訪問看護に花は咲く125

今年は暖冬といわれていた通り、気温の高い日が多く、もう桜も咲いてしまうのではないかと思うような今日この頃です。

当ステーションで働き始め、1年が過ぎ、様々なご利用者様やそのご家族と関わらせていただいています。中でも、今回、ご紹介させていただきたいご利用者様は、私自身、初めて在宅での看取りを経験させていただいた方です。

そのご利用者様(Aさん)は、弟様とのお二人暮らしで、徐々に体重が減ってきておられたことと身体の機能も低下してきておられたため、3年ほど前から訪問看護が関わらせていただくことになりました。
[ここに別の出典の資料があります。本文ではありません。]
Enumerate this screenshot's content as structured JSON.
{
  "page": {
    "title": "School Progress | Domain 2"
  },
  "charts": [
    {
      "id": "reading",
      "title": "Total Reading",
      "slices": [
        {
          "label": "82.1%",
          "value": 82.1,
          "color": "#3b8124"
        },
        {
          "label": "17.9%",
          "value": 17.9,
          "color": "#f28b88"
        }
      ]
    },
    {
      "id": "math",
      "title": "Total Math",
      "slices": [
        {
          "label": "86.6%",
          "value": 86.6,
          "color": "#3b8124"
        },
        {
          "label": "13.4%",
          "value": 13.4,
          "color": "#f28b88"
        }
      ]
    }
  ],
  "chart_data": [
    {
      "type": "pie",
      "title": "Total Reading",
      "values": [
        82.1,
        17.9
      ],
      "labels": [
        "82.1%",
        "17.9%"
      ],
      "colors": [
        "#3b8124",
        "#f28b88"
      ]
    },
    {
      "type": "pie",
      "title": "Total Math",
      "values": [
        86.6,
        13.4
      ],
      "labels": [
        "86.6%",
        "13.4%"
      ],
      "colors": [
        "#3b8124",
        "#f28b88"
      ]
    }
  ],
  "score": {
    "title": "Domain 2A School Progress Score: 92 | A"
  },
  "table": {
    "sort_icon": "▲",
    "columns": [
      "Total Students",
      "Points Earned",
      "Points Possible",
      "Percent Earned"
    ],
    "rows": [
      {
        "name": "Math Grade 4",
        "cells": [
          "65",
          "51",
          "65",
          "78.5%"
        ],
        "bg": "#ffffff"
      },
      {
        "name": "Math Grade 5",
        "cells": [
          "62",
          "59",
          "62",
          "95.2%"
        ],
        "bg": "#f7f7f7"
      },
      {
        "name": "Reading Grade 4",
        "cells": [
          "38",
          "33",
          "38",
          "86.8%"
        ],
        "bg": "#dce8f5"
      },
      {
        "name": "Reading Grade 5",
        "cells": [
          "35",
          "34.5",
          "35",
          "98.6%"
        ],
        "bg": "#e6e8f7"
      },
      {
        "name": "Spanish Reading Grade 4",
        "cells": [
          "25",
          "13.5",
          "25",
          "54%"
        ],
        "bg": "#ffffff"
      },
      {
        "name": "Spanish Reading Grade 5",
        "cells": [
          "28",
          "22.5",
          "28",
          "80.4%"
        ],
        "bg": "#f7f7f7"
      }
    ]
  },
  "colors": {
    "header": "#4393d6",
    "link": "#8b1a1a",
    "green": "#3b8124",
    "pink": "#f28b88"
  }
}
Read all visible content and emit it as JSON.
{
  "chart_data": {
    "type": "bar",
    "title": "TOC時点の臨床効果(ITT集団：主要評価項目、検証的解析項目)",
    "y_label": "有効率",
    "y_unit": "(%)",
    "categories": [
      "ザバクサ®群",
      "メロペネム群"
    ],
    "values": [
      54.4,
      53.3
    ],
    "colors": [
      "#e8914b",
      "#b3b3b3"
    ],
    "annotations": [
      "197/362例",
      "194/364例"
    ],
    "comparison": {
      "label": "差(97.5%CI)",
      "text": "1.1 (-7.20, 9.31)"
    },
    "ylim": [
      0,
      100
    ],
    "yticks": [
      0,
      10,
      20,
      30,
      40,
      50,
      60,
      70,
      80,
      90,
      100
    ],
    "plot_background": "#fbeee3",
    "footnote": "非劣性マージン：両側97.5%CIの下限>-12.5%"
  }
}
訪問時は、ごあいさつするとAさんは「おはよう」と笑顔でお返事してくださり、穏やかな方でした。体調の確認やご自宅でのご様子などは弟様からお聞きしていました。介護者である弟様もご自身の治療や検査を継続されながら、介護を続けておられ、お話を聞く度に、頭が下がる思いでした。そんな中、徐々に、Aさんの食べられる量が減っていき、元気がなくなっていく状況が続いていました。そういった期間が続いたため、主治医の先生からも残された時間が限られていることが伝えられました。

最期をどこで迎えたいと考えておられるかということに対して、弟様は迷うことなく、「このまま家で看てあげよう思ってますねん」と話されていました。その決断の裏には、お父様を病院で亡くされ、自宅で看てあげたら良かったという思いがおありだったようです。

大切なご家族を介護され、ご自宅で看取られた弟様の努力や気づかい、優しさに私自身も胸を打たれました。そして、その弟さまの思いに応えるかのように、苦しむことなく穏やかな最期を迎えられたAさん。
悲しみや寂しさがありながらも、弟様は「最期まで家で看られて良かったです。いろいろ教えてもらえたからできたんです。」と、後日、訪問させていただいたときにお話ししてくださいました。

訪問看護の経験はまだ、日が浅く、何か力になれていることはあるかなと心配していましたが、弟様からのこの言葉に訪問看護の役割に気付かせていただいたように思います。